Mirror of Justice

A blog dedicated to the development of Catholic legal theory.
Affiliated with the Program on Church, State & Society at Notre Dame Law School.

Tuesday, October 18, 2005

The race for governor in Virginia

The Virginia governor's race pits a (personally?) pro-life / anti-death-penalty Democrat (Kaine) against a pro-life / pro-death-penalty Republican (Kilgore).  Here is Kaine's statement on abortion:

I have a faith-based opposition to abortion. As governor, I will work in good faith to reduce abortions by:

    1. Enforcing the current Virginia restrictions on abortion and passing an enforceable ban on partial birth abortion that protects the life and health of the mother;
    2. Fighting teen pregnancy through abstinence-focused education;
    3. Ensuring women's access to health care (including legal contraception) and economic opportunity; and
    4. Promoting adoption as an alternative for women facing unwanted pregnancies.

We should reduce abortion in this manner, rather than by criminalizing women and doctors.

Too often politicians are interested in scoring political points, rather than in reducing the number of abortions. Many of the legislative proposals introduced in the General Assembly, like the ones to require unnecessary building standards for doctor's offices that perform abortions, are just political grandstanding.

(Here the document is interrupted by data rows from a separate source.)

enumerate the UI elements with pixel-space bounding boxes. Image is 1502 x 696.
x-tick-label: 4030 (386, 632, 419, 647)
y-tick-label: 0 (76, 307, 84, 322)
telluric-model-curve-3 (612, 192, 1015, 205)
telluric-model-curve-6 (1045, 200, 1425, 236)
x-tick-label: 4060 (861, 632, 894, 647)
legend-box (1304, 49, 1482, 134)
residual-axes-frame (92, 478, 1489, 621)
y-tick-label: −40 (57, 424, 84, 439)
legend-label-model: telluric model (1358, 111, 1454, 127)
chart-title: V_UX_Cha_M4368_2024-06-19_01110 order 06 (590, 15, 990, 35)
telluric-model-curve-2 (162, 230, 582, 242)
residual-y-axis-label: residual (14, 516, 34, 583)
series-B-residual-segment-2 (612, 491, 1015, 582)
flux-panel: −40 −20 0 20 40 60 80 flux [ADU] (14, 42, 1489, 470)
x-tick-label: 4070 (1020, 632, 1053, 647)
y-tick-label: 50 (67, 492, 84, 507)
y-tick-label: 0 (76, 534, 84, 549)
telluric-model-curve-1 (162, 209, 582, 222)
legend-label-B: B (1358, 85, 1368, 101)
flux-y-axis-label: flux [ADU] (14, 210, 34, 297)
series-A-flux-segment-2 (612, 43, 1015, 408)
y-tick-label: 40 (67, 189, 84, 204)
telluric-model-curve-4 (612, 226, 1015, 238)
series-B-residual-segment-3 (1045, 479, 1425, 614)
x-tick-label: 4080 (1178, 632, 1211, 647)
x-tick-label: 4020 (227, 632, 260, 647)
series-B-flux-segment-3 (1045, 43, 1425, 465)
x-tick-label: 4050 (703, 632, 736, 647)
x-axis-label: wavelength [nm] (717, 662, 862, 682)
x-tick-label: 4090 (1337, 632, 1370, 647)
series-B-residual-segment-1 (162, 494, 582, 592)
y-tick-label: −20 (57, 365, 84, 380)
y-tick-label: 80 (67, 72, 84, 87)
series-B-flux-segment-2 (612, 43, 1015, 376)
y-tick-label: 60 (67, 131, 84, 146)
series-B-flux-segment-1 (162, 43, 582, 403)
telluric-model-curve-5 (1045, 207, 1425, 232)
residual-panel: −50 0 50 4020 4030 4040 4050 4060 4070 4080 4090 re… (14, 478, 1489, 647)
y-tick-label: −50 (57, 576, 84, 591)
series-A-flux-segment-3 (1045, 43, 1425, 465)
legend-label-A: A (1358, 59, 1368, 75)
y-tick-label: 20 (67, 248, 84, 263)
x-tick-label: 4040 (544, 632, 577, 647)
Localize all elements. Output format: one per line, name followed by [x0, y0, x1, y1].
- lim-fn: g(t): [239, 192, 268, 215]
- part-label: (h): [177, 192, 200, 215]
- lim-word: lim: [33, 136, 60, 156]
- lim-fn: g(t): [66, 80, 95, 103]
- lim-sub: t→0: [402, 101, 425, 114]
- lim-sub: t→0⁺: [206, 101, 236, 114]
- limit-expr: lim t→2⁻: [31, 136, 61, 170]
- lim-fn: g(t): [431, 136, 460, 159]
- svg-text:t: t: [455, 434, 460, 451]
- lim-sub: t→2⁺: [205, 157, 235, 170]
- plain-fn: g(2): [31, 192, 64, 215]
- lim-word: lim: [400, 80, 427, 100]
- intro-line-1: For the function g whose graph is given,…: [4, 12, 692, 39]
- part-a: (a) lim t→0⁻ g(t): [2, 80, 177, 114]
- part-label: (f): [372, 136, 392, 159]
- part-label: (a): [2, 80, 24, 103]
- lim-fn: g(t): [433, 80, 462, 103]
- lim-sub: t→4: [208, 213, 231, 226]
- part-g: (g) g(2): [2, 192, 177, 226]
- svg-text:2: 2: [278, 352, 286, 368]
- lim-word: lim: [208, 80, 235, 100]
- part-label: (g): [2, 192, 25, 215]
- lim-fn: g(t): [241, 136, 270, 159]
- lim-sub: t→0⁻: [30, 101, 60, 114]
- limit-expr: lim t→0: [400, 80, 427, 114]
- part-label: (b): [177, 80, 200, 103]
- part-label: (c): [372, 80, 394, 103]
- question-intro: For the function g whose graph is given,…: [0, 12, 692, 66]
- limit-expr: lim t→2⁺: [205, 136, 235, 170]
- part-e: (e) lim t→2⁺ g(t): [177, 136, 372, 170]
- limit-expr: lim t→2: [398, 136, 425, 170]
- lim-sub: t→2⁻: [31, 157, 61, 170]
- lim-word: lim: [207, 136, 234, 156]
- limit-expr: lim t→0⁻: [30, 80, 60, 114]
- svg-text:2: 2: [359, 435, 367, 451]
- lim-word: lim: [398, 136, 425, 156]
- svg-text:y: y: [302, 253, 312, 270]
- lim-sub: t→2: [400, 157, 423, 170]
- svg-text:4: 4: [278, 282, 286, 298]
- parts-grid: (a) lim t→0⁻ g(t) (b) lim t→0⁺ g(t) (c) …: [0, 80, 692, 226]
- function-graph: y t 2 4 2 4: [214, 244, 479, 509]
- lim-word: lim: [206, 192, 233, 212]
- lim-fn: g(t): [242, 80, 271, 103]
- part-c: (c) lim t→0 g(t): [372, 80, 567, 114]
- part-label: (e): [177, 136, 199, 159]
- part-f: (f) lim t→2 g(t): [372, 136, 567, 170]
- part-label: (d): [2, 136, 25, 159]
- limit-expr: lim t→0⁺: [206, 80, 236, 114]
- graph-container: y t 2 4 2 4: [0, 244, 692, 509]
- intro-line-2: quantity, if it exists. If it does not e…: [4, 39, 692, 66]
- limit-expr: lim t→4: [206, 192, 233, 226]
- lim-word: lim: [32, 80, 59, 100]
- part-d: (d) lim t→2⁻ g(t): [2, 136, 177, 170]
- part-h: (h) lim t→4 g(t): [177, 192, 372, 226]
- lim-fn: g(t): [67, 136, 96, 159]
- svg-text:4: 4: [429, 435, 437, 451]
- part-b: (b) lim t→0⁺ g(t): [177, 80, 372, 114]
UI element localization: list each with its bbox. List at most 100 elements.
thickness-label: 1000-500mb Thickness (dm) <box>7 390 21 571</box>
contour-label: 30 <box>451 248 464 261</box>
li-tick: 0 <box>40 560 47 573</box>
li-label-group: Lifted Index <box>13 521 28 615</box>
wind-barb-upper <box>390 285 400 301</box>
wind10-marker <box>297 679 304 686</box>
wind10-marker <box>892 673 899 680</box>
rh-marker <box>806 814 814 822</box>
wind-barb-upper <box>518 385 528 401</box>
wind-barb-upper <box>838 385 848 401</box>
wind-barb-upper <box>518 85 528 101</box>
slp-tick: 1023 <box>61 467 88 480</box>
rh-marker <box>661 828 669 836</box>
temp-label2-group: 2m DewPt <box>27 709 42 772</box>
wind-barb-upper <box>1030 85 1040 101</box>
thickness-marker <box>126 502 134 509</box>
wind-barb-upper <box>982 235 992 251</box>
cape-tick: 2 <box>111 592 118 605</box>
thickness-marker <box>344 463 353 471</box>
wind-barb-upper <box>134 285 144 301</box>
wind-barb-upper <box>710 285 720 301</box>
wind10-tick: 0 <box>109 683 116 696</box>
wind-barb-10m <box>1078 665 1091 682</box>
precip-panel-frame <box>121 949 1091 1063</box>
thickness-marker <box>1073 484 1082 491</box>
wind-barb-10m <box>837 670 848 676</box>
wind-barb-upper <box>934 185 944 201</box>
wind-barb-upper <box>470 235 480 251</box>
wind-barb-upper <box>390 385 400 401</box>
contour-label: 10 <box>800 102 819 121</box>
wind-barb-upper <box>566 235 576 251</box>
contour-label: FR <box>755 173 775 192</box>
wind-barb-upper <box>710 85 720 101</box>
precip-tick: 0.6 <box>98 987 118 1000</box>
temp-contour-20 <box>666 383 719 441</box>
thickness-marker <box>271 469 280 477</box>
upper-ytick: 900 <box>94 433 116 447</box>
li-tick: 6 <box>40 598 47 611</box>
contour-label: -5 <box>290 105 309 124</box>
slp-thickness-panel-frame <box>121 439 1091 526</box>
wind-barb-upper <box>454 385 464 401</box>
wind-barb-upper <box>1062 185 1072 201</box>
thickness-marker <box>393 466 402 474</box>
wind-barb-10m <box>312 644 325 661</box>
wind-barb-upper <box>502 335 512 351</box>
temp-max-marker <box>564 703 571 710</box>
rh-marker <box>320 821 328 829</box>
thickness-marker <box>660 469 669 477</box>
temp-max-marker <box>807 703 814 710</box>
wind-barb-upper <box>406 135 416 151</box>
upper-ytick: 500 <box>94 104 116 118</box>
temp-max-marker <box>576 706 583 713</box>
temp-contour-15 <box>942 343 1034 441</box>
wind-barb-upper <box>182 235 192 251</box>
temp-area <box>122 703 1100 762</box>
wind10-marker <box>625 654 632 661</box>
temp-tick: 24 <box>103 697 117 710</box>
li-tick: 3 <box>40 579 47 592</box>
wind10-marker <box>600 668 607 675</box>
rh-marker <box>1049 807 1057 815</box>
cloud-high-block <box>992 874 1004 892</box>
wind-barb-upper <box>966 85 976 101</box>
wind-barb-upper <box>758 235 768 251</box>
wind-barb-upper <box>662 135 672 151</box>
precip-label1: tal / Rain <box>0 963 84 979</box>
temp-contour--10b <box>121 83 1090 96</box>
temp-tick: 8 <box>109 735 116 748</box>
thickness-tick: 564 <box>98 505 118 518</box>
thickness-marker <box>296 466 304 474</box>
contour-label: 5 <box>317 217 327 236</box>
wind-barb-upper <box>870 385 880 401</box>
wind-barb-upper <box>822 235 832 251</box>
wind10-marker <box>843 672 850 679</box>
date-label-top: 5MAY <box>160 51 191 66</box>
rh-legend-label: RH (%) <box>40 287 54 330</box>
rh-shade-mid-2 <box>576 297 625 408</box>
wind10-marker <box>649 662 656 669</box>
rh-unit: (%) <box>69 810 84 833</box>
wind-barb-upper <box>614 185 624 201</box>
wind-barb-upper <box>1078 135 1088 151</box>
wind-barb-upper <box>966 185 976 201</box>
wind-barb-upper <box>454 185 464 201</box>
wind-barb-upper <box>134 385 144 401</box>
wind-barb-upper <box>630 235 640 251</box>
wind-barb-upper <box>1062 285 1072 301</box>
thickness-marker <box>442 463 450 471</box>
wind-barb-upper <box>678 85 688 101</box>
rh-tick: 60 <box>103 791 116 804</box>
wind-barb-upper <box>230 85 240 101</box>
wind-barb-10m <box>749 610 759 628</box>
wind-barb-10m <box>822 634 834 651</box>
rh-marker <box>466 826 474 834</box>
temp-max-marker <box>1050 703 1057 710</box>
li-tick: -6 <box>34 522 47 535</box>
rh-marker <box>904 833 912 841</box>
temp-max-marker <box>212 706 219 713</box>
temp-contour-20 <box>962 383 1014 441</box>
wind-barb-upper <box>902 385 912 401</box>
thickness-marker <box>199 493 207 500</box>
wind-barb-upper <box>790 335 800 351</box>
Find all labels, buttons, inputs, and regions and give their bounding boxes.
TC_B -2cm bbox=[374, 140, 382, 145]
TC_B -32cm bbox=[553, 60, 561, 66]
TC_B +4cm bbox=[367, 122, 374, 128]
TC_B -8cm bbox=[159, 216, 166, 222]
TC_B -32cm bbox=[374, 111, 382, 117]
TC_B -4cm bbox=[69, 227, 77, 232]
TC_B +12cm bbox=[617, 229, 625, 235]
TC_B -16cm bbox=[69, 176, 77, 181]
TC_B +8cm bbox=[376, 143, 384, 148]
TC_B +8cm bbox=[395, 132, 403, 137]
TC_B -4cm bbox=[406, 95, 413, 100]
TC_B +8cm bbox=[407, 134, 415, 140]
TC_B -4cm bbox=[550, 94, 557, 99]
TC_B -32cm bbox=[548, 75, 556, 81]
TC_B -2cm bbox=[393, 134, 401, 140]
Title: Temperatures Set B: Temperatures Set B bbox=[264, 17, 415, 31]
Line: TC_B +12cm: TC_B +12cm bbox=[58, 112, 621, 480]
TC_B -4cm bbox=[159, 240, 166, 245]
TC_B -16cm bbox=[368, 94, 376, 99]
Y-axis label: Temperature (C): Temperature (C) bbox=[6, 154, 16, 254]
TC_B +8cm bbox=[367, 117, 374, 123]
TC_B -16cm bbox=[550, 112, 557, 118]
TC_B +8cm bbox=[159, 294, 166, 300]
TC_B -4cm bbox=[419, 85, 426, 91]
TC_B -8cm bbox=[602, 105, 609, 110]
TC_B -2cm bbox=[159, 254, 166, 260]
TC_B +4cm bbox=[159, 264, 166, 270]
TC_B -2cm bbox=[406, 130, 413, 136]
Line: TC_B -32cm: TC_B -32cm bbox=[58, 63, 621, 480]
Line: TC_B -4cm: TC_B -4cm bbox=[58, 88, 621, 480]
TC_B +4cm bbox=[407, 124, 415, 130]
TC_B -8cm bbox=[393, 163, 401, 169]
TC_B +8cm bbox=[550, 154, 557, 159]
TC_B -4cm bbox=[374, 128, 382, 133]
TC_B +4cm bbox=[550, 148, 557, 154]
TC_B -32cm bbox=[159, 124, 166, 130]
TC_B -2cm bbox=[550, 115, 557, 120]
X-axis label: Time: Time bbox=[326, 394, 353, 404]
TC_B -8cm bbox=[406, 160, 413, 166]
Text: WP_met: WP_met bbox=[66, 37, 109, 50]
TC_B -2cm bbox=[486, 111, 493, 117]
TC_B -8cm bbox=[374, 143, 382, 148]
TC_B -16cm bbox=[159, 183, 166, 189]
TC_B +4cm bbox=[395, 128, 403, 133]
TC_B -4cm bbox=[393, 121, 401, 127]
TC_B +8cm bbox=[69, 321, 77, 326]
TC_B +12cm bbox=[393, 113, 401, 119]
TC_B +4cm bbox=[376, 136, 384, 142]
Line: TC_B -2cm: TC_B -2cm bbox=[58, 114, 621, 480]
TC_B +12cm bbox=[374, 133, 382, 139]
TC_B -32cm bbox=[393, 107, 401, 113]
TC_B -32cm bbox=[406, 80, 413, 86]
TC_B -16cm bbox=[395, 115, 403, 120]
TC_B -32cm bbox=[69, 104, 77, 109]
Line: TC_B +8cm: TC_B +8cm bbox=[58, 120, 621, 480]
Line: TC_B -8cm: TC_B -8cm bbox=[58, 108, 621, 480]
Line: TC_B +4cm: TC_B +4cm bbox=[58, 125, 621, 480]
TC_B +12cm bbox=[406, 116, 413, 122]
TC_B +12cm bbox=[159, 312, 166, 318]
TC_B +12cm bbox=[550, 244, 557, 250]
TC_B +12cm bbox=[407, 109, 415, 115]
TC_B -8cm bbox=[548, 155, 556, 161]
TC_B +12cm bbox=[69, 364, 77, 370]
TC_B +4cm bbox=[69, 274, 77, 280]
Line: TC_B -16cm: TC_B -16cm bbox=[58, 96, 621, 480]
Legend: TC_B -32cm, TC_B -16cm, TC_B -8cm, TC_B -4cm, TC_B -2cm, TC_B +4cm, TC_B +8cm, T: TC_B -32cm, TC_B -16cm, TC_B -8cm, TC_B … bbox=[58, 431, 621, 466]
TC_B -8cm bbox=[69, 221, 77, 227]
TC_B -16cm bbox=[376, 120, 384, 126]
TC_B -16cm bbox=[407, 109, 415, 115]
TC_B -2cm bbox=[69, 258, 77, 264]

They encourage division and lawsuits rather than contributing to the goal of reducing abortions.

First, kudos to Kaine for bucking the pro-abortion-rights orthodoxy that has a stranglehold on today's Democratic Party.  I hope that he is the future for his party.  That said, it is too bad that he feels the need to qualify his "opposition to abortion" as "faith based".  In other interviews, he makes it clear that his opposition to abortion is connected to his Catholicism.  Not to be churlish, but -- for Catholics -- opposition to abortion is not supposed to "faith-based", right?  (To be clear:  I'm not suggesting that, in this respect, Kaine's opponent is any better.  But, whoever is talking, I recoil from fideist expressions of "personal" opposition to abortion.)  Second, while Kaine is right that, at this point in history, misguided Supreme Court decisions make it necessary to reduce abortions by the means he supports, rather than by others, are we supposed to conclude that, even if the matter were up to political debate, he would not support protecting unborn children by a prohibition on intentional abortions?